Au bout de mon voyage
J´aurai pour seul bagage
Cet amour dont il* inonde
Le monde, le monde
Nicola n’était pas du genre bavard : ses yeux, son corps, son souffle parlaient pour lui. Au début de leur relation, Boris avait eu un peu l’impression qu’elle fonctionnait à sens unique, lui donnant et le chanteur prenant. Et puis, petit à petit Nicola s’était ouvert à son tour, lui prouvant mieux que par des mots combien il tenait à lui.
À l´eau de ses silences
J´ai bu tant d´espérance
J´ai reçu comme un baptême
Je l´aime et même
Bientôt la parenthèse se refermerait et ils reprendraient la route, pour une tournée en hommage à Stéphane.

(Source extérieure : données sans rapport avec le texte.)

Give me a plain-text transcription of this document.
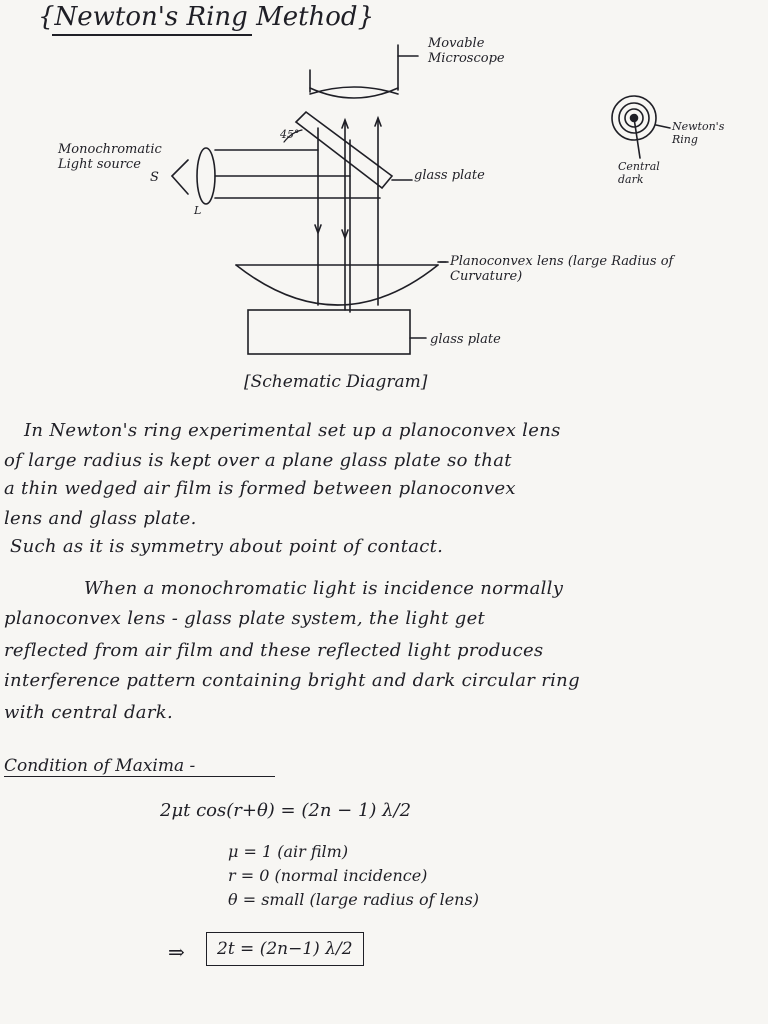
{Newton's Ring Method}
Movable Microscope
Monochromatic Light source
S
L
45°
glass plate
Planoconvex lens (large Radius of Curvature)
glass plate
Newton's Ring
Central dark
[Schematic Diagram]
In Newton's ring experimental set up a planoconvex lens
of large radius is kept over a plane glass plate so that
a thin wedged air film is formed between planoconvex
lens and glass plate.
Such as it is symmetry about point of contact.
When a monochromatic light is incidence normally
planoconvex lens - glass plate system, the light get
reflected from air film and these reflected light produces
interference pattern containing bright and dark circular ring
with central dark.
Condition of Maxima -
2μt cos(r+θ) = (2n − 1) λ/2
μ = 1 (air film)
r = 0 (normal incidence)
θ = small (large radius of lens)
⇒	2t = (2n−1) λ/2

Mais ces jours de chagrin et de doute, ces jours de bonheur et de paix, resteraient à jamais gravés en eux pour les porter dans les moments difficiles qui ne manqueraient pas.
Les fleurs de son sourire
Le ciel que je respire
Et l´étoile qui mène au port
C´est lui*, c´est lui* encore
- Je t’aime.
- Je t’aime encore plus.
Qu’avaient-ils besoin de mots pour énoncer l’évidence ? Ils étaient faits l’un pour l’autre, de toute éternité. Stéphane, de là où il était veillait sur eux, et eux porteraient son souvenir.
- Ensemble.
- Ensemble.
Leurs mains étaient unies. Ils se tournèrent l’un vers l’autre, leurs regards se perdant dans les yeux de leur amour. Et quand leurs lèvres s’unirent, le chagrin disparut pour laisser place à l’espoir.